Pyramid Solitaire is a fun elimination game with a distinctive initial tableau. Although there is a strong element of luck, a good memory can make the difference between winning and losing. Pyramid Solitaire has a low success rate.
The aim of Pyramid Solitaire is to eliminate all cards from both the pyramid and the talon.
How to Play:
Pyramid Solitaire is an elimination game.
The opening tableau has:
- a pyramid-shaped set of cards, and
- the talon.
During play, cards are dealt from the talon. At any time, a maximum of two cards from the talon are visible.

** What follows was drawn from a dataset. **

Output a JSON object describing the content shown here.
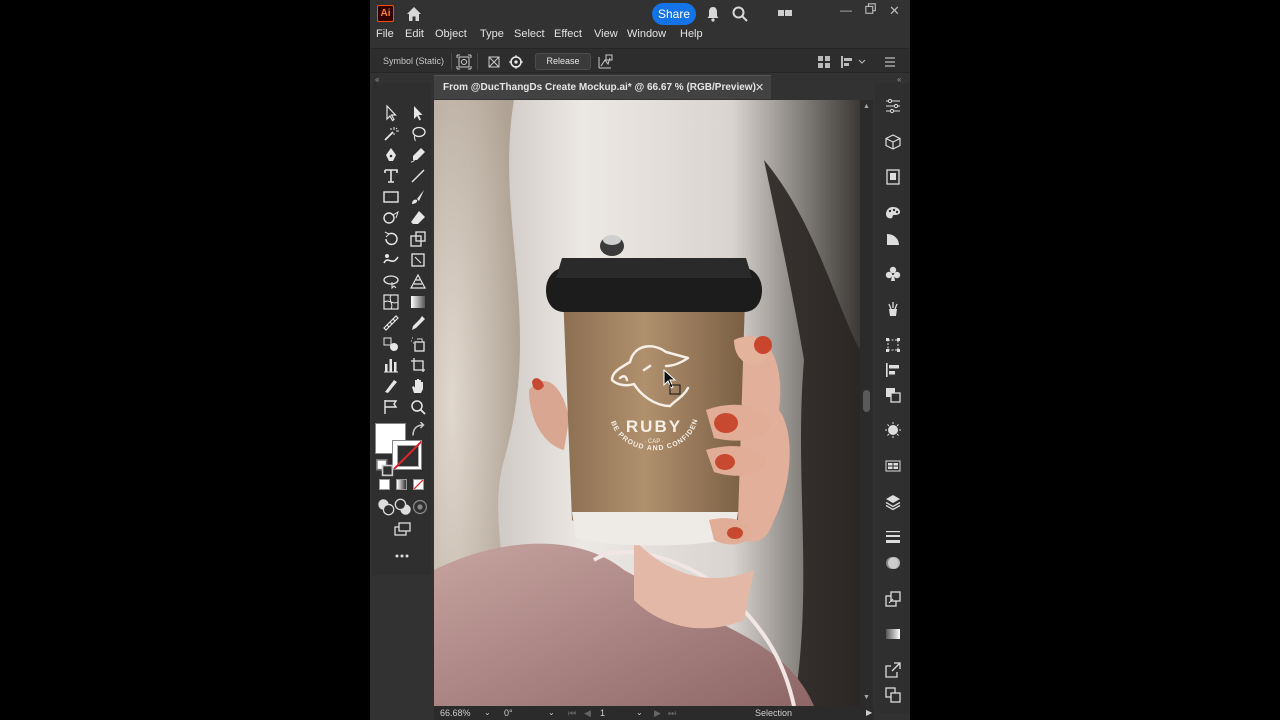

Eliminate cards by selecting pairs of cards (or a King by itself) which add up to 13. Cards may be selected from the talon reserve piles, or from the pyramid itself, as long as the cards are completely exposed.
The possible selections are:
- Ace and Queen
- 2 and Jack
- 3 and 10
- 4 and 9
- 5 and 8
- 6 and 7
- King (This is the only card in pyramid solitaire that is not removed with another card)

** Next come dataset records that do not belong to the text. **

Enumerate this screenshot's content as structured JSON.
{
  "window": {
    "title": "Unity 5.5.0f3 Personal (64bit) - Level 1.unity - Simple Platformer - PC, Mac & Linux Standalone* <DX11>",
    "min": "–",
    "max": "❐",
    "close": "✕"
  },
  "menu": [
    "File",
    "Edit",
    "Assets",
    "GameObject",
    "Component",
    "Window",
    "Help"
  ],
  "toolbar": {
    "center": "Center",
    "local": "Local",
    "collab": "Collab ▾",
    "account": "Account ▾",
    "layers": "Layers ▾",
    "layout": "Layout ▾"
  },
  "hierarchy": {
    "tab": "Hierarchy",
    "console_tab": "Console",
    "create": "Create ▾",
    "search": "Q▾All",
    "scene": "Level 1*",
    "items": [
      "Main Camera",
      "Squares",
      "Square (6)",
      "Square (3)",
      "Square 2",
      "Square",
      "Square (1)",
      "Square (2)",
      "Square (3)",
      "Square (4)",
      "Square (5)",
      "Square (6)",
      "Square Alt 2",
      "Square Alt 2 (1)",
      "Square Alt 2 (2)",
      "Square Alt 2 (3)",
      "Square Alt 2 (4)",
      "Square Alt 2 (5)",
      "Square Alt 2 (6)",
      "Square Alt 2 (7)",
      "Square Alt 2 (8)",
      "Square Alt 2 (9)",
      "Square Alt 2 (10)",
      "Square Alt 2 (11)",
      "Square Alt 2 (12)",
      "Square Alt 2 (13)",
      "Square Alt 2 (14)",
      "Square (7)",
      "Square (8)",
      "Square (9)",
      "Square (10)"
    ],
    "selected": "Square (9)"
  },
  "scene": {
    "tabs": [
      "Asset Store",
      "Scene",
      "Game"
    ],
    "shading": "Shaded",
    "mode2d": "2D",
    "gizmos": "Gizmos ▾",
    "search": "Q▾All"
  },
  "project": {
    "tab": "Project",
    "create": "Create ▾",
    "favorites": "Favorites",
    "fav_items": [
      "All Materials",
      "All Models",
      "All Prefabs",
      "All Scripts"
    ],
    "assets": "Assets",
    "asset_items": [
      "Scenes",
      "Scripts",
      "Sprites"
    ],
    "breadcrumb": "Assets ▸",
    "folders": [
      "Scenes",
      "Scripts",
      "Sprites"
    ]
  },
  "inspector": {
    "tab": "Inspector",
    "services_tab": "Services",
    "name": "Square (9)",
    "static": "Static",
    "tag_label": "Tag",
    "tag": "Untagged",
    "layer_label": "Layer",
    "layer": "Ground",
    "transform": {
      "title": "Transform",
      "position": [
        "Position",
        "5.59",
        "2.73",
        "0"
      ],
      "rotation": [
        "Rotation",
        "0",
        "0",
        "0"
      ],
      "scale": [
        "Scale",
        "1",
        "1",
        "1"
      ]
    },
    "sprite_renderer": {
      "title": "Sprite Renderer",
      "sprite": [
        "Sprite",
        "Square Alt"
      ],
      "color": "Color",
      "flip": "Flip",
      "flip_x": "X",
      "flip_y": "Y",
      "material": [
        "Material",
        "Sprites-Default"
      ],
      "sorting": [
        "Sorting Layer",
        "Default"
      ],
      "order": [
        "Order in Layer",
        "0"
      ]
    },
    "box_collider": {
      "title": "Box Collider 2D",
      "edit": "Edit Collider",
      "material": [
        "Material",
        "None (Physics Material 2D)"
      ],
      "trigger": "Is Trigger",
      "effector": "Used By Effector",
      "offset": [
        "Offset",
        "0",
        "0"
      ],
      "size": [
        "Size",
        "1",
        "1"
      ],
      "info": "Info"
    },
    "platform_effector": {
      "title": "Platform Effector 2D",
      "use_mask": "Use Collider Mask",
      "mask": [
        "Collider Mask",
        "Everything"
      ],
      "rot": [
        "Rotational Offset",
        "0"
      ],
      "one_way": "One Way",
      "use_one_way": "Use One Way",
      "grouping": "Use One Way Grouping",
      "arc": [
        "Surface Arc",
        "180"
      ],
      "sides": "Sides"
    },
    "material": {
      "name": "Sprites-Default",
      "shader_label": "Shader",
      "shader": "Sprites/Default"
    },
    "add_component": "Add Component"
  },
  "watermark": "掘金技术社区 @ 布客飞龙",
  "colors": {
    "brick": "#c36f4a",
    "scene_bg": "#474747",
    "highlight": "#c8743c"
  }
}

Click the talon when additional cards are needed. You can cycle through the talon 3 times.
Pyramid Solitaire is won when the entire deck is eliminated.
Pyramid Solitaire Strategy:
Always eliminate Kings immediately.
When you eliminate a card, it may or may not expose a new card, depending on the current layout. When you have a choice between eliminating two cards, eliminate the one which will expose a fresh card.
Another thing to watch for in pyramid solitaire is maximizing the number of choices available later in the game. If possible, try to eliminate evenly across the pyramid. Try not to leave a deep run, because it can be difficult to eliminate. In the following example, there are no other cards in the pyramid, so your choices are limited to the cards as they are dealt from the talon:
It is important in pyramid solitaire to eliminate cards evenly
You can cycle through the talon three times. If possible, try to remember the order cards come out from the talon on the first cycle. Sometimes, the difference between winning and losing pyramid solitaire comes down to eliminating the right cards, at the right time.
Suppose that the initial deal looks like this:
Pyramid Solitaire deal 1
You can immediately eliminate the King of Diamonds. The 3 of Hearts can be eliminated with either the 10 of Spades of the 10 of Diamonds. At this stage, there is not enough information to choose between them - it depends on which cards are due to come out of the talon.
Soon after, we arrive at the following interesting scenario:
The next move would be the 9 and the 4...
We can eliminate the 9 of Clubs with the 4 of Diamonds. Then we have a choice:
- eliminate 3 of Hearts and 10 of Spades, exposing Queen of Hearts, which can immediately be used to eliminate the Ace of Spades, or
- eliminate 3 of Hearts and 10 of Diamonds, exposing 7 of Spades, which can immediately be used to eliminate the six of Hearts.
It's not immediately obvious which choice is better, and this is where clever anticipation comes into play. It's these choices which make pyramid solitaire so fun!